Appveyor |
---|

A fast and easy to use implementation of the spectral envelope method, used in categorical data analysis. This module is now part of the package CategoricalTimeSeries.jl

The **spectral envelope** is a tool to study cyclic behaviors in categorical data. It is more efficient than the traditional approach of attributing a different number to each category before computing the power-spectral density.

For each frequency in the spectrum, the **spectral envelope** finds an optimal real-numbered mapping that maximizes the power-spectral density at this point. Hence the name: no matter what mapping is choosen for each category, the power-spectral density will always be bounded by the spectral envelope.

The spectral envelope was defined by David S. Stoffer in *DAVID S. STOFFER, DAVID E. TYLER, ANDREW J. MCDOUGALL, Spectral analysis for categorical time series: Scaling and the spectral envelope*.\

The main function is:

```
spectral_envelope(ts; m = 3)
Input
-ts : Array containing the time series to be analysed.
-m : Smoothing parameter. corresponds to how many neighboring points
are to be involved in the smoothing (weighted average). Defaults to 3.
Returns
-freq : Array containing the frequency of the power-spectrum (or spectral envelope)
-se : Values of the spectral envelope for each frequency in 'freq'.
-eigvec : Array containing the optimal real-valued mapping for each frequency point.
-categories : the categories which are present in the data.
```

To use the spectral envelope, call the function `spectral_envelope`

, you can then easily plot the results and extract the mapping for a given frequency.
Here is an example with DNA data from a portion of the Epstein virus:

```
using DelimitedFiles, Plots
# extracting data
data = readdlm("..\\test\\DNA_data.txt")
# spectral envelope analysis
f, se, eigvecs = spectral_envelope(data; m = 4)
# plotting the results
plot(f, se, xlabel = "Frequency", ylabel = "Intensity", title = "test data: extract of Epstein virus DNA", label = "spectral envelope")
```

To get the **optimal mappings** for a given frequency, you can use the `get_mapping(data, freq; m = 3)`

. With the previous DNA example, we see a peak at 0.33. To get the corresponding mappings:

```
mappings = get_mappings(data, 0.33)
>> position of peak: 0.33 strengh of peak: 0.6
print(mappings)
>> ["A" : 0.54, "G" : 0.62, "T" : -0.57, "C" : 0.0]
```

The function scans the vincinity of the provided goal frequency and returns the mapping for the found maxima. It also prints the positions and intensity of the peak so that you may control that you actually identified the desired peak and not a nearby sub-peak.

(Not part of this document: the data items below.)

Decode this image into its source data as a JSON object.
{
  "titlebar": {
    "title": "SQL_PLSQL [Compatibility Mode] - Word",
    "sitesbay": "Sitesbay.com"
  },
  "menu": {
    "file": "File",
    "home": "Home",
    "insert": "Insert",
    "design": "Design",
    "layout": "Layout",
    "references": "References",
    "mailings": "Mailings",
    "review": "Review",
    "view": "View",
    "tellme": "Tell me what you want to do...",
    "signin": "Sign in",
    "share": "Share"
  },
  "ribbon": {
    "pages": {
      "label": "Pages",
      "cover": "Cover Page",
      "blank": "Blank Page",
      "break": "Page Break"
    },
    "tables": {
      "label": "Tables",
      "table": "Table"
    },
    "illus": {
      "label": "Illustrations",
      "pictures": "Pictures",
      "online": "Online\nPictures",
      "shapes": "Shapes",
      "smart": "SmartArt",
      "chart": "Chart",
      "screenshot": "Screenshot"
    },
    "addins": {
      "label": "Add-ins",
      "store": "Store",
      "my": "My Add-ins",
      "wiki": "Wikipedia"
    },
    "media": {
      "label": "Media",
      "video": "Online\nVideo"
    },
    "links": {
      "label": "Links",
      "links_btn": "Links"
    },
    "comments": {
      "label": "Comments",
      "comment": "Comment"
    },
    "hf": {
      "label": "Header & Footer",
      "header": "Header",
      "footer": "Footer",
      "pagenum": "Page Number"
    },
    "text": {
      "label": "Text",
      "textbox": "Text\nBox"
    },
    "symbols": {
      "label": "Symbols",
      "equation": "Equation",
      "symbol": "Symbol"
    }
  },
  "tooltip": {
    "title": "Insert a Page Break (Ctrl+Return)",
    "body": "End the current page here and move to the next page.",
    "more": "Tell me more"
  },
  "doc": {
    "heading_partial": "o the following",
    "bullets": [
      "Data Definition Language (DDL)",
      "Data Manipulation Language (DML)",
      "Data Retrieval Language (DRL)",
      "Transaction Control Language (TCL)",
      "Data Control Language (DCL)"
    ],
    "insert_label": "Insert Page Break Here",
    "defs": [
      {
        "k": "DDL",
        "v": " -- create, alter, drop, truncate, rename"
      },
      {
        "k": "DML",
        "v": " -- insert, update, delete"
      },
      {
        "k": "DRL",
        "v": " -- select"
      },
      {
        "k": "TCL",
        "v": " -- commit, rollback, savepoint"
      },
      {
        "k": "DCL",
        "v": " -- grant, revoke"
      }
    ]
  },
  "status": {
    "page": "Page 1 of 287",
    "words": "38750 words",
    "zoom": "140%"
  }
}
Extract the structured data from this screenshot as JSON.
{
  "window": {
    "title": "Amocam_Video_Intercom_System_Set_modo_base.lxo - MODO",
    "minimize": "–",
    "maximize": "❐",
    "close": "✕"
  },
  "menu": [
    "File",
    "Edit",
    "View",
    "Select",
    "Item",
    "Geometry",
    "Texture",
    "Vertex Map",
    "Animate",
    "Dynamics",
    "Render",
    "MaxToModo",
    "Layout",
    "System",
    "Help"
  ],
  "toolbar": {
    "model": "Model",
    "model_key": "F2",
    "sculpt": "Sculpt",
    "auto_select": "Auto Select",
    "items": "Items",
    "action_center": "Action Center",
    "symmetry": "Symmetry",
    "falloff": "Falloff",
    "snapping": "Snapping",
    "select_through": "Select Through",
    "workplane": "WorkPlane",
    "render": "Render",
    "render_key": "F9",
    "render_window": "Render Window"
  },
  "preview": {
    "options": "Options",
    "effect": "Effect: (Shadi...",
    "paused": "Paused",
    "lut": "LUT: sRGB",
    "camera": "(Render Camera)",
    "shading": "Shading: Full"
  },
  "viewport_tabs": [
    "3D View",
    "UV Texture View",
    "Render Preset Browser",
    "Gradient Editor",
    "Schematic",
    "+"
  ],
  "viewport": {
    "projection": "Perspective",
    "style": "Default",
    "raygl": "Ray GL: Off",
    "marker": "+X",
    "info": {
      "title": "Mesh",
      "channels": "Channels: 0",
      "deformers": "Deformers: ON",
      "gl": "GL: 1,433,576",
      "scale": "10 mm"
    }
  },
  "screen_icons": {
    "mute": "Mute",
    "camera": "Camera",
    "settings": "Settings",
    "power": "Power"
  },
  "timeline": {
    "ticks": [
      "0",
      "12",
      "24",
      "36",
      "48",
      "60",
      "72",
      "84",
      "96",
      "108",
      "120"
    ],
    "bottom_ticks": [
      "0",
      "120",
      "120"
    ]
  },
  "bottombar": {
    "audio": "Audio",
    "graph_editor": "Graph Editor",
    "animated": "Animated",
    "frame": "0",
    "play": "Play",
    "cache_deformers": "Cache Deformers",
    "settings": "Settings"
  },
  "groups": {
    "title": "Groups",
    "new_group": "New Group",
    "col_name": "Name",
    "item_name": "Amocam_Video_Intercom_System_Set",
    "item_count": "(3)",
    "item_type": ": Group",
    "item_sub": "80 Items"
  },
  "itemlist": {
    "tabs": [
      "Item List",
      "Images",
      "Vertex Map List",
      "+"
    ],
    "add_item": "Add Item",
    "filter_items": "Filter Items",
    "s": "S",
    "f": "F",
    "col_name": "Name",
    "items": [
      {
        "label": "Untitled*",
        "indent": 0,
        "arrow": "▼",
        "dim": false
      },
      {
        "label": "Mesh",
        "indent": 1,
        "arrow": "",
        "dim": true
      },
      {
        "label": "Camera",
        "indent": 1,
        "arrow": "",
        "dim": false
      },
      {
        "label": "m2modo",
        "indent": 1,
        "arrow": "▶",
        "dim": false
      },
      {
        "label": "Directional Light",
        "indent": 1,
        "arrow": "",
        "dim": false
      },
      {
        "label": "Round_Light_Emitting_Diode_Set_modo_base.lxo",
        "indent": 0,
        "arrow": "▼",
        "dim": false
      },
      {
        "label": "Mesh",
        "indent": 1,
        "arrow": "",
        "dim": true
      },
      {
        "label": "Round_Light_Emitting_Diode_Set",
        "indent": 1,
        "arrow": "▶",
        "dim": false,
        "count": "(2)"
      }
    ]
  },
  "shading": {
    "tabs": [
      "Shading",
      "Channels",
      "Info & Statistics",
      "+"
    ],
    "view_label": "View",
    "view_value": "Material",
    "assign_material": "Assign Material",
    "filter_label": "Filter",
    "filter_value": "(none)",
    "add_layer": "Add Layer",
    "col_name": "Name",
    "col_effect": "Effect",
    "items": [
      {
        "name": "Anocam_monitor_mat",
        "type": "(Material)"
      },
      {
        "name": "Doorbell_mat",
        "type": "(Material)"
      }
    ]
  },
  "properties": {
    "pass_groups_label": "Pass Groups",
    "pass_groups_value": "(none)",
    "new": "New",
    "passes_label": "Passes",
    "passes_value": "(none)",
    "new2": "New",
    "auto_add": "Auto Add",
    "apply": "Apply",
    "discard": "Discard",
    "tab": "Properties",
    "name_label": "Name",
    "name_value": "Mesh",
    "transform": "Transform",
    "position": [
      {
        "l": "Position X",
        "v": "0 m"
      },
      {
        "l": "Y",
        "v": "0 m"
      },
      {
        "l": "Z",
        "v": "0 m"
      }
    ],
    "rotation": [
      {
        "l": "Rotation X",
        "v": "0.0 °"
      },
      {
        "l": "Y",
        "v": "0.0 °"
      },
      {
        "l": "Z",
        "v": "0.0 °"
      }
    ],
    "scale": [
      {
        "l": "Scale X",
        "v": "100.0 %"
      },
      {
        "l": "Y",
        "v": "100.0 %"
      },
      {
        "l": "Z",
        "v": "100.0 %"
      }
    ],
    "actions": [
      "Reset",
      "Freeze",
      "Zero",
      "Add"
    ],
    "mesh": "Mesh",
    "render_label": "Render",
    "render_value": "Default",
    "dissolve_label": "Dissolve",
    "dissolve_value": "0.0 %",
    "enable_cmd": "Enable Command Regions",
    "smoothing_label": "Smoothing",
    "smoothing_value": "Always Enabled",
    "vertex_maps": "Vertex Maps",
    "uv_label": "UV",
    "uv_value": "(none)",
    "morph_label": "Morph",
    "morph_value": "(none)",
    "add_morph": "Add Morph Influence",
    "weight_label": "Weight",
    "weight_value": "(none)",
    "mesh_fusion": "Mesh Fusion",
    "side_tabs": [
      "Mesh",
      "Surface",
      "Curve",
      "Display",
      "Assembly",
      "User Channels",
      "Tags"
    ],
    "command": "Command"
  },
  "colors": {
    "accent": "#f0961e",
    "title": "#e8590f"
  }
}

The codons A and G have a similar mapping, so they could potentially have similar functions : this is however not a necessity, as the spectral envelope only seeks to maximize the power-spectrum. If you want to study equivalency of categories, you should also check the results with a clustering algorithm like https://github.com/johncwok/IntegerIB.jl.git.

Finally, if you would like to transform your input time-series according to the mappings obtain with `get_mappings`

, you can use the `apply_mapping`

function as follow:

`mapped_ts = apply_mapping(input_series, mapping)`

`mapping`

being here the mapping returned by `get_mappings`

.

If you used this module in a scientific publication, please consider citing the package it came from:

```
@article{nelias2021categoricaltimeseries,
title={CategoricalTimeSeries. jl: A toolbox for categorical time-series analysis},
author={Nelias, Corentin},
journal={Journal of Open Source Software},
volume={6},
number={67},
pages={3733},
year={2021}
}
```

```
# installing the module
Using Pkg
Pkg.clone(“https://github.com/johncwok/SpectralEnvelope.jl.git”)
# importing the module
Using SpectralEnvelope
```

- Implement windowing & averaging (periodogram bias correction).
- Implement bootstrap confidence intervals.